Pourquoi l’éventail ? Il est vrai que le mouvement, le geste qui accompagne son déploiement, le mystère qu’il peut cacher ou dévoiler est un acte esthétique en soi. Mais comment transcrire cette légèreté, cette transparence, dans la rigidité de la céramique ? Comment rendre translucide et vibrante la pâte épaisse et l’émail opaque ? Là résident la virtuosité et le talent de Lynda Abdellatif et celle de son éventail Mys-Terre.
Son histoire avec la céramique est un long parcours. Plasticienne ayant choisi la céramique comme spécialité, elle sortit major de sa promotion et fut adoubée toute jeune enseignante.
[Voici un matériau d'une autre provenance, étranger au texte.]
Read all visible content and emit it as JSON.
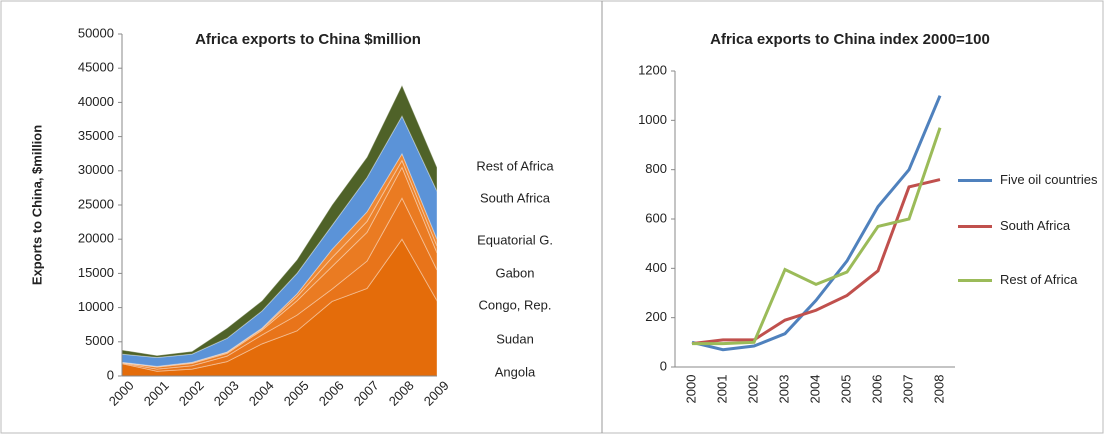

Elle eut les plus grands maîtres : Kharraz lui enseigna les secrets des émaux, Aïcha Filali l’invita en résidence, Sahly l’initia à la peinture…Elle participa à l’élaboration de la fresque des Jeux méditerranéens, exposa à la municipalité de la Kasbah qui lui acheta son œuvre, s’essaya à la photo au cours d’une exposition personnelle à Stuttgart, puis revint à ses premières amours : la céramique.
«La céramique englobe toutes les formes d’art : la peinture, la sculpture… »
Évoluant entre deux ateliers, à Utique où elle fait du raku, et à Menzel Bourguiba où elle habite et où elle a installé un four, elle expose souvent, en Tunisie et à l’étranger où elle est invitée à participer à une fresque monumentale à Valence. Ceci tout en préparant son doctorat sur… «Les problématiques du noir hégémonique». Ce qui, pour quelqu’un connu pour sa virtuosité à dominer les couleurs, est tout de même contradictoire. Pas tant que cela en fait, car pour cette exposition galerie Kalyste, le blanc, antinomie du noir, se taille la part belle.
Une exposition tout en légèreté, en mouvements, en circonvolutions, en déploiements. Cet éventail qu’elle s’est donné pour thème, cet Eve en-Taille dit l’artiste qui aime les jeux de mots, est le symbole de la féminité, de la grâce. Il offre un monde d’images, vecteur de messages. «C’est une métaphore visuelle. Chaque pli renvoie à une histoire, un souvenir, un passage, une expérience. Un éventail en mouvement, c’est l’ouverture de la feuille d’un livre, d’une vie», déclare l’artiste qui se réfère souvent à Deleuze. Cette exposition sur ce thème de l’éventail est une suite, une continuité de la précédente dans le cheminement de Lynda Abdellatif. Ce n’est certainement pas la fin de ce parcours.